Das Parlament in Amsterdam blamiert mit seinem Beschluß auch Regierung und Reichstag in Berlin. Zwar herrscht in der deutschen Politik kein Mangel an wortreichen Streitern gegen Antisemitismus, denn um nichts anderes handelt es sich beim EuGH-Urteil.
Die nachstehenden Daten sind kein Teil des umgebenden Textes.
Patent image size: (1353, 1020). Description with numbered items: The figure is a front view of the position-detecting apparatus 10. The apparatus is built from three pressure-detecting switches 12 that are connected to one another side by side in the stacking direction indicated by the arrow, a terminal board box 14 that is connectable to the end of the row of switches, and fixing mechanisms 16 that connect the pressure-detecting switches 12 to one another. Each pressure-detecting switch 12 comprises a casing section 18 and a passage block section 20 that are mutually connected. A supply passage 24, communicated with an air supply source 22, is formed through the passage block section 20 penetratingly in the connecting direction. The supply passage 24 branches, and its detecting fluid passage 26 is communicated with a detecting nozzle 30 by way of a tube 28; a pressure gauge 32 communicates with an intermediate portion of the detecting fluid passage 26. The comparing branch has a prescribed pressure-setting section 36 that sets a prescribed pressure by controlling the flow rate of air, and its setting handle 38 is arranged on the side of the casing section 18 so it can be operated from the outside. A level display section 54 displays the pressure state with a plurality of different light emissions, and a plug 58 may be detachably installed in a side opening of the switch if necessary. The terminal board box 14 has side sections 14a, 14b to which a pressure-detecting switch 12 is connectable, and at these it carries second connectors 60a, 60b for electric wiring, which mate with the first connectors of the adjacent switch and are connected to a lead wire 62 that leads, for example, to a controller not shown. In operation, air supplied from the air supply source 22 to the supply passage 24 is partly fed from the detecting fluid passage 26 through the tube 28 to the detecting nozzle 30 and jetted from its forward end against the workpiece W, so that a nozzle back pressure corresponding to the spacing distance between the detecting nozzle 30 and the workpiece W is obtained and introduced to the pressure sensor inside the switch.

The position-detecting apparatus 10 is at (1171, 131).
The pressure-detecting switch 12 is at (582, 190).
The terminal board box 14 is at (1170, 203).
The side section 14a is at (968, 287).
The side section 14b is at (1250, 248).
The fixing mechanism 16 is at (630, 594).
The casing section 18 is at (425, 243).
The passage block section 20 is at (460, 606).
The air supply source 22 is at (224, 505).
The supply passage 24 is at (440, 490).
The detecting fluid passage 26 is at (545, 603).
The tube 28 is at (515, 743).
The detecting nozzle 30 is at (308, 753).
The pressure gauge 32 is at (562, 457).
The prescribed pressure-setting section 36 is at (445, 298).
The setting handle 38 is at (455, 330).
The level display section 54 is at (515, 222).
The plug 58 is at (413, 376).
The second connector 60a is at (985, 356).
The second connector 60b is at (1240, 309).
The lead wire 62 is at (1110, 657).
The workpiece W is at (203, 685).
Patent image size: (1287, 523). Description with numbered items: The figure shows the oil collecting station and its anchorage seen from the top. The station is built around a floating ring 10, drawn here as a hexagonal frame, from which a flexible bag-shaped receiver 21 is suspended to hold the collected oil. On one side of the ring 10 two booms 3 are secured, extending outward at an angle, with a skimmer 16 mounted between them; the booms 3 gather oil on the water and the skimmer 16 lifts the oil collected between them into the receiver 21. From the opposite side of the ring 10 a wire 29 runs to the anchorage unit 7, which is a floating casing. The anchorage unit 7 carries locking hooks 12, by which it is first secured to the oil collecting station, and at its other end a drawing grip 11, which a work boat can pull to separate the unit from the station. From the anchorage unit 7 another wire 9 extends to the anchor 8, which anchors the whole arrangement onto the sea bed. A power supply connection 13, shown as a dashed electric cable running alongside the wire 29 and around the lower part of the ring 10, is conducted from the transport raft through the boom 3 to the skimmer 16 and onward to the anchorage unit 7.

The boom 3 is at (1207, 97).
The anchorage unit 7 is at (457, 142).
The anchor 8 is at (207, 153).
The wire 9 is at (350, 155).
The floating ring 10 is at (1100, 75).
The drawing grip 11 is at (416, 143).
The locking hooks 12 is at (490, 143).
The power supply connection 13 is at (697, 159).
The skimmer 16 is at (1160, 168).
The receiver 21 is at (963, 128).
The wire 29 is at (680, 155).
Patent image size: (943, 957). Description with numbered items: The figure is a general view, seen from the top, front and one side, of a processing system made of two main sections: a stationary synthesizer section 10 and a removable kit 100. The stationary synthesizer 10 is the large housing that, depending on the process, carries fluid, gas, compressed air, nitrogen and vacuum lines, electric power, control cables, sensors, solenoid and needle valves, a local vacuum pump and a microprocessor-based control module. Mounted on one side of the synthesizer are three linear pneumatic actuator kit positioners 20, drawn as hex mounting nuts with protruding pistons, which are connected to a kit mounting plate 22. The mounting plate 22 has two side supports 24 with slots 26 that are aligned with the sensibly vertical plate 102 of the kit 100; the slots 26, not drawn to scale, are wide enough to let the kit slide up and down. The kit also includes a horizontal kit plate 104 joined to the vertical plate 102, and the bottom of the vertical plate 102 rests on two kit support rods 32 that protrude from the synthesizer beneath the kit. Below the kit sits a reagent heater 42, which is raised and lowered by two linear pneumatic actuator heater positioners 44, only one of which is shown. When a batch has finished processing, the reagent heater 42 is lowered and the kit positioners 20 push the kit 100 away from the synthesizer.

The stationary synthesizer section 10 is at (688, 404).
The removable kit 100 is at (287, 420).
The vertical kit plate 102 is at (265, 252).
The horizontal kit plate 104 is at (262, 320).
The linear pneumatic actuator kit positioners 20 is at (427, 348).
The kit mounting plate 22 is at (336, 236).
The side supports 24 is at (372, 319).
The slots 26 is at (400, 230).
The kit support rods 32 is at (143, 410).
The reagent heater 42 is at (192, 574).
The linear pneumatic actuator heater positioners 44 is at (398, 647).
All den wohlklingenden Sonntagsreden folgt indes günstigenfalls nichts und schlimmstenfalls Beistand für antisemitische Initiativen.

Exemplarisch für diese Spezialität der deutschen Politik nach 1945 steht etwa der Bundestagsabgeordnete Omid Nouripour, der – selbstverständlich – den Antisemitismus der BDS-Bewegung »schlicht unerträglich« finden, aber zugleich offenbar nichts dabei findet, neben einschlägig verrufenen Gestalten im Beirat einer Organisation zu sitzen, die die antisemitische Bewegung offen unterstützt.

Und so kann es nicht überraschen, daß das Parlament in Amsterdam innert weniger Tage dem Luxemburger Urteil, das Juden stigmatisiert und ausgrenzt, eine Absage erteilt, während der Deutsche Bundestag und die Regierung in Berlin sich – jedenfalls bis jetzt – nicht zu einer öffentlichen Reaktion durchringen konnten. Freilich, wo »die Antwort« ist, wäre das wohl auch sehr uneuropäisch.